Les deux thèses rivales
« Cette belle prison que je fais aménager face à mes appartements, je la destine à un prisonnier que je garderai personnellement. Ne me demandez pas son nom. Personne ne doit le connaître. Tout ce que je peux vous dire, c’est qu’il a vécu de longues années à Pignerol et qu’il y a des gens que le public croit morts et qui ne le sont pas. »
Ces paroles stupéfiantes de Saint-Mars vont être répétées à des voyageurs de passage sur l’île et répercutés dans une gazette janséniste diffusée sous le manteau. Quelle part de vérité contiennent-elles ?

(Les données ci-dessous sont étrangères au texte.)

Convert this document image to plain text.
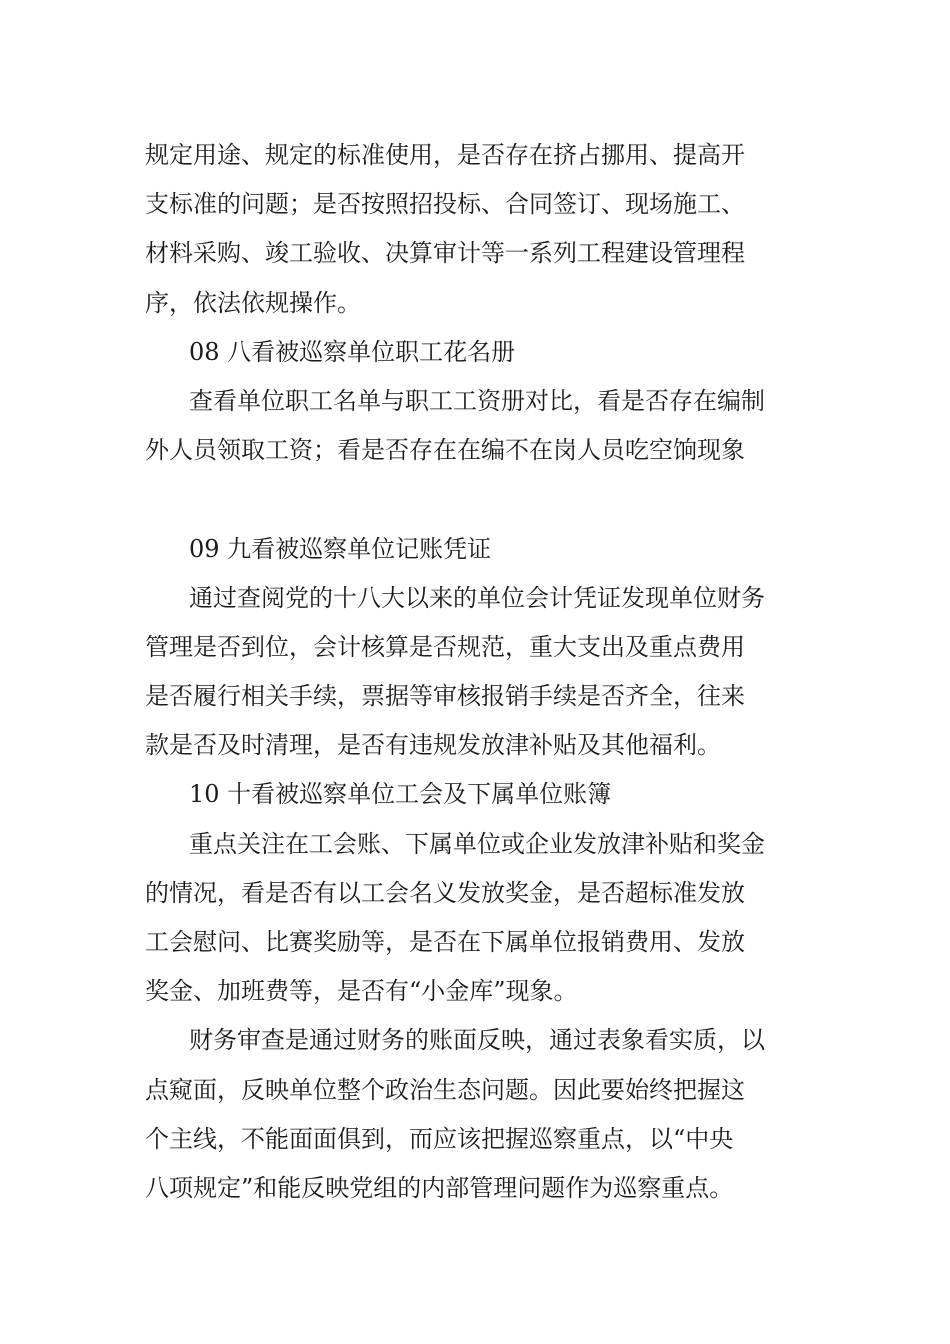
规定用途、规定的标准使用，是否存在挤占挪用、提高开
支标准的问题；是否按照招投标、合同签订、现场施工、
材料采购、竣工验收、决算审计等一系列工程建设管理程
序，依法依规操作。
08 八看被巡察单位职工花名册
查看单位职工名单与职工工资册对比，看是否存在编制
外人员领取工资；看是否存在在编不在岗人员吃空饷现象
09 九看被巡察单位记账凭证
通过查阅党的十八大以来的单位会计凭证发现单位财务
管理是否到位，会计核算是否规范，重大支出及重点费用
是否履行相关手续，票据等审核报销手续是否齐全，往来
款是否及时清理，是否有违规发放津补贴及其他福利。
10 十看被巡察单位工会及下属单位账簿
重点关注在工会账、下属单位或企业发放津补贴和奖金
的情况，看是否有以工会名义发放奖金，是否超标准发放
工会慰问、比赛奖励等，是否在下属单位报销费用、发放
奖金、加班费等，是否有“小金库”现象。
财务审查是通过财务的账面反映，通过表象看实质，以
点窥面，反映单位整个政治生态问题。因此要始终把握这
个主线，不能面面俱到，而应该把握巡察重点，以“中央
八项规定”和能反映党组的内部管理问题作为巡察重点。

On n’y comprend plus rien. Nous l’avons vu, le prisonnier masqué est le survivant des deux « Messieurs de la tour d’en bas ». Si l’on s’en réfère à la lettre de Louvois du 8 avril 1680, c’est un ancien valet de Fouquet, soit d’Angers (anciennement écrit « Danger »), soit La Rivière. Nous avons vu que c’était vraisemblablement d’Angers, mais ça n’en reste pas moins un domestique. Or, si l’on s’en rapporte aux confidences de Saint-Mars, le prisonnier transporté dans une chaise à porteurs est un homme de grande importance. Il est même connu du public, public qui le croit mort.
Dans sa lettre du 8 avril 1680, Louvois suggérait deux valets et voilà que Saint-Mars désigne l’un d’eux comme une personnalité illustre. C’est contradictoire. À qui donc se fier ? À Louvois ou à Saint-Mars ?
L’un a menti. C’est cette alternative qui a donné naissance aux deux thèses rivales, inconciliables et néanmoins légitimes : la thèse Eustache Danger et la thèse Nicolas Fouquet.